Die Währungsangabe „fl“ ist die Abkürzung von Florene, besser bekannt unter Gulden. 1 Gulden entsprach ungefähr einem heutigen Wert von 10€. 1881 lag der durchschnittliche Monatslohn bei 16 Gulden.
Die Glocke soll genau 100 Jahre später, also 2019, durch eine neue Bronzeglocke samt elektrischem Läutwerk ersetzt werden.
Manchmal sind Zufälle verblüffend! Hatten wir ja schon vor 2 Jahren das Thema „elektrisches Geläut“ unserer Kapelle angesprochen, es damals aber abgelehnt. Dieses Jahr war es wieder auf der Agenda und ja, diesmal fand sich eine Mehrheit, die dafür stimmte. Bei den Vorbereitungen, also der Besichtigung des Geläuts, um die technischen Gegebenheiten abzuklären, machte Stefan, der sich dankenswerter Weise darum kümmert, eine interessante Entdeckung: Auf der Glocke steht gut sichtbar das Jahr 1919, also offensichtlich das Datum, an dem sie gegossen wurde. Das ist, ohne dass es wer ahnte, heuer das 100ste Jubiläum dieser Glocke unserer Kapelle (Kathedrale, wie sie von spöttischen Zungen hin und wieder genannt wird). Wenn das kein Grund zum Feiern ist, was dann? 100 Jahre Handarbeit finden ein Ende.
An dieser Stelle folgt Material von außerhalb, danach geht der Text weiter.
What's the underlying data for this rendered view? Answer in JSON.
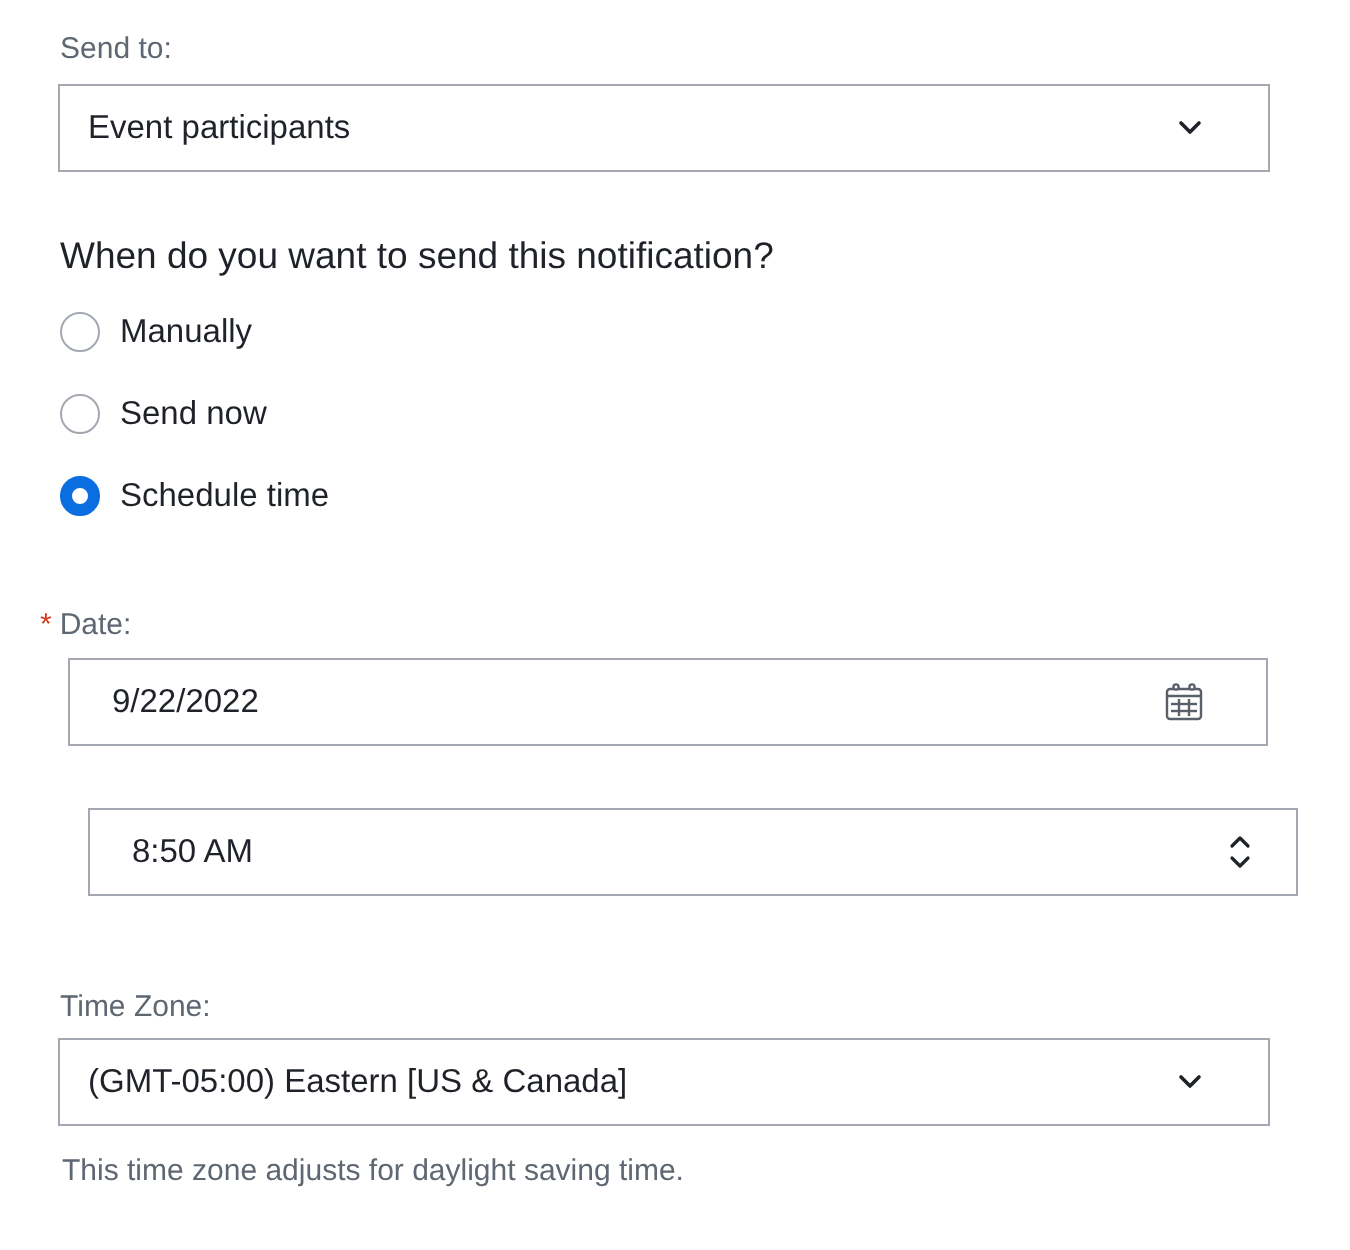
{
  "send_to": {
    "label": "Send to:",
    "value": "Event participants"
  },
  "schedule": {
    "question": "When do you want to send this notification?",
    "options": [
      {
        "label": "Manually",
        "selected": false
      },
      {
        "label": "Send now",
        "selected": false
      },
      {
        "label": "Schedule time",
        "selected": true
      }
    ]
  },
  "date": {
    "required_mark": "*",
    "label": "Date:",
    "value": "9/22/2022"
  },
  "time": {
    "value": "8:50 AM"
  },
  "time_zone": {
    "label": "Time Zone:",
    "value": "(GMT-05:00) Eastern [US & Canada]",
    "help": "This time zone adjusts for daylight saving time."
  }
}
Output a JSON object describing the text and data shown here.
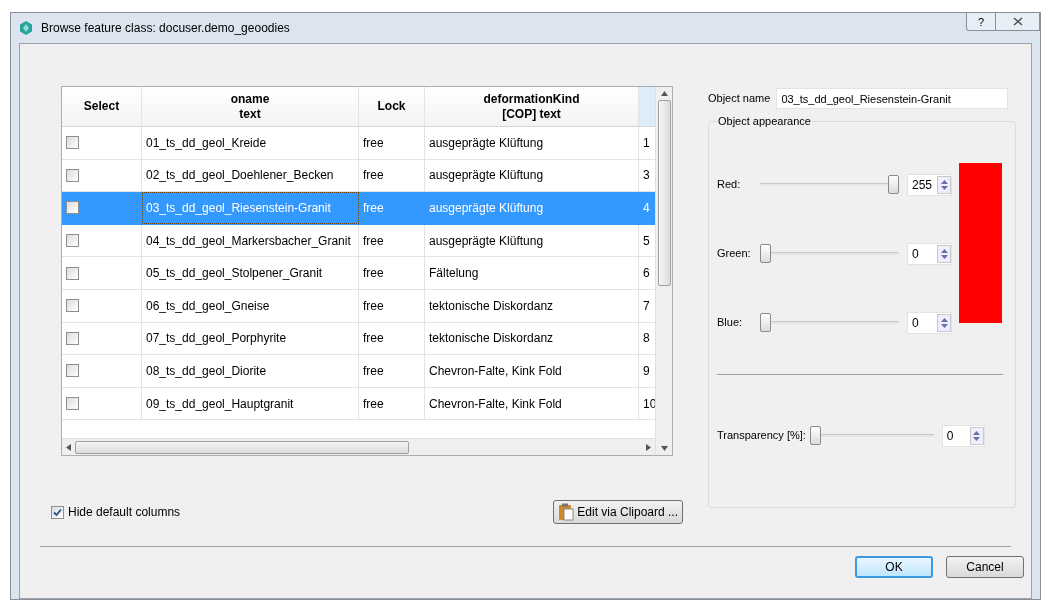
{
  "window": {
    "title": "Browse feature class: docuser.demo_geoodies",
    "help_button": "?"
  },
  "table": {
    "columns": [
      {
        "line1": "Select"
      },
      {
        "line1": "oname",
        "line2": "text"
      },
      {
        "line1": "Lock"
      },
      {
        "line1": "deformationKind",
        "line2": "[COP] text"
      },
      {}
    ],
    "rows": [
      {
        "checked": false,
        "selected": false,
        "oname": "01_ts_dd_geol_Kreide",
        "lock": "free",
        "kind": "ausgeprägte Klüftung",
        "column_5": "1"
      },
      {
        "checked": false,
        "selected": false,
        "oname": "02_ts_dd_geol_Doehlener_Becken",
        "lock": "free",
        "kind": "ausgeprägte Klüftung",
        "column_5": "3"
      },
      {
        "checked": false,
        "selected": true,
        "oname": "03_ts_dd_geol_Riesenstein-Granit",
        "lock": "free",
        "kind": "ausgeprägte Klüftung",
        "column_5": "4"
      },
      {
        "checked": false,
        "selected": false,
        "oname": "04_ts_dd_geol_Markersbacher_Granit",
        "lock": "free",
        "kind": "ausgeprägte Klüftung",
        "column_5": "5"
      },
      {
        "checked": false,
        "selected": false,
        "oname": "05_ts_dd_geol_Stolpener_Granit",
        "lock": "free",
        "kind": "Fältelung",
        "column_5": "6"
      },
      {
        "checked": false,
        "selected": false,
        "oname": "06_ts_dd_geol_Gneise",
        "lock": "free",
        "kind": "tektonische Diskordanz",
        "column_5": "7"
      },
      {
        "checked": false,
        "selected": false,
        "oname": "07_ts_dd_geol_Porphyrite",
        "lock": "free",
        "kind": "tektonische Diskordanz",
        "column_5": "8"
      },
      {
        "checked": false,
        "selected": false,
        "oname": "08_ts_dd_geol_Diorite",
        "lock": "free",
        "kind": "Chevron-Falte, Kink Fold",
        "column_5": "9"
      },
      {
        "checked": false,
        "selected": false,
        "oname": "09_ts_dd_geol_Hauptgranit",
        "lock": "free",
        "kind": "Chevron-Falte, Kink Fold",
        "column_5": "10"
      }
    ]
  },
  "hide_default_columns": {
    "label": "Hide default columns",
    "checked": true
  },
  "edit_button": "Edit via Clipoard ...",
  "object_name": {
    "label": "Object name",
    "value": "03_ts_dd_geol_Riesenstein-Granit"
  },
  "appearance": {
    "title": "Object appearance",
    "channels": [
      {
        "label": "Red:",
        "level": 1,
        "value": "255"
      },
      {
        "label": "Green:",
        "level": 0,
        "value": "0"
      },
      {
        "label": "Blue:",
        "level": 0,
        "value": "0"
      }
    ],
    "transparency": {
      "label": "Transparency [%]:",
      "level": 0,
      "value": "0"
    }
  },
  "buttons": [
    {
      "label": "OK",
      "default": true
    },
    {
      "label": "Cancel",
      "default": false
    }
  ]
}
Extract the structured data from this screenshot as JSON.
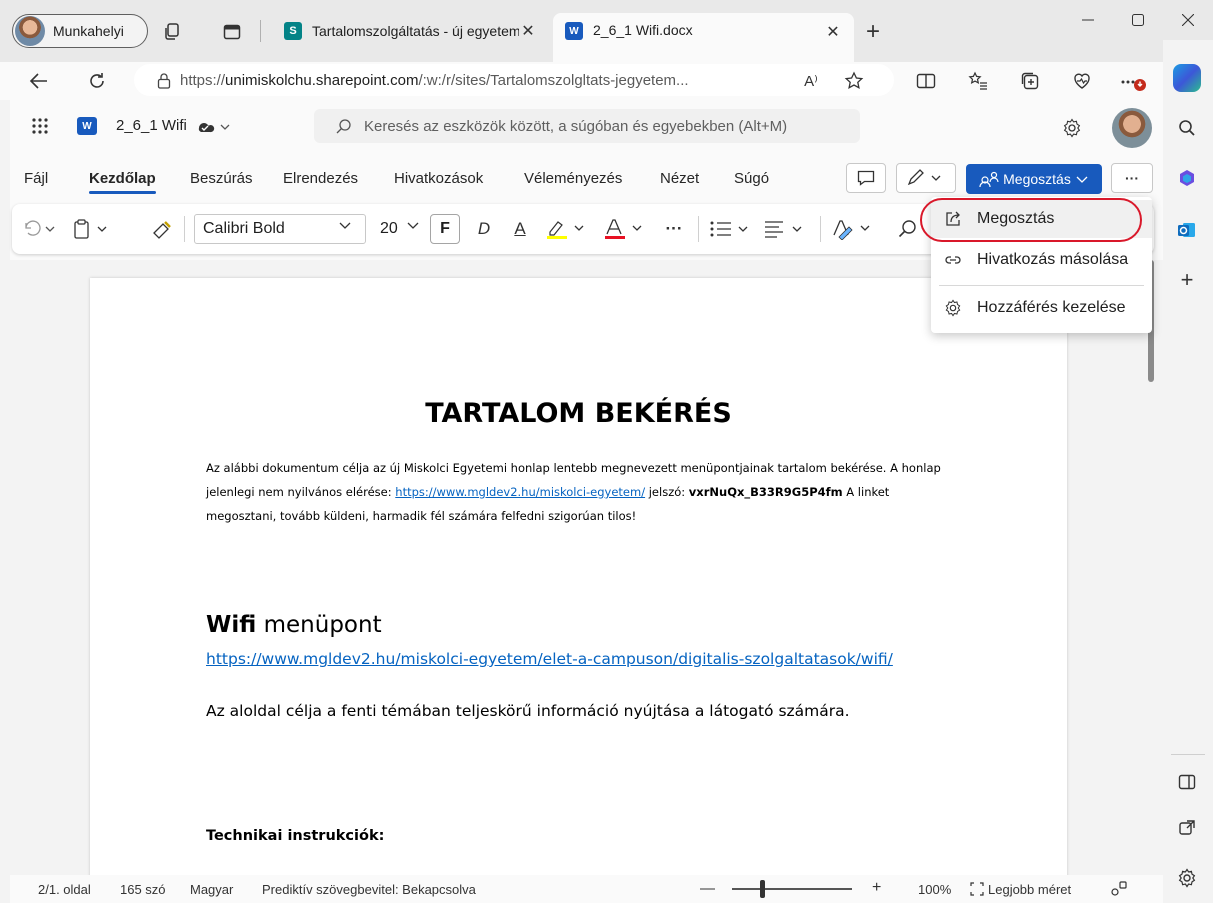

Bei jedem Wetter kamen Vertreter unserer 6 Bauernhöfe jeweils 1 Monat lang, 3-mal täglich zur Kapelle, um sie erklingen zu lassen.
Glockenguß, oder Lied von der Glocke
Einigen von uns ist es vermutlich noch in Erinnerung geblieben, jenes Gedicht, das sie während ihrer Schulzeit auswendig lernen durften oder vielmehr mussten. 1799 schrieb Friedrich Schiller sein „Lied von der Glocke“ und begann es mit den bedeutungsschwangeren Worten:
„Festgemauert in der Erden
steht die Form, aus Lehm gebrannt
Heute muss die Glocke werden
Frisch, Gesellen! seyd zur Hand.“
So war unsere Gruppe der Einladung, beim Guss der neuen Aichauer Glocke dabei zu sein, gefolgt und hatte sich auf die Reise nach Passau gemacht. Gestern wurden diese Worte förmlich lebendig, denn die Methoden beim Glockengießen haben sich über die Jahrhunderte kaum verändert. Fast schien es, als hätten wir eine Zeitmaschine bestiegen. Welch beeindruckende Atmosphäre herrschte in dieser Halle. Kräftige Männer mit rußgeschwärzten Gesichtern lenkten die Bäche aus flüssigem Metall, es dampfte, rauchte und zischte, als die glühende Masse in Löchern im Erdboden verschwand um Tage später als vollendete Glocken hervorgeholt zu werden.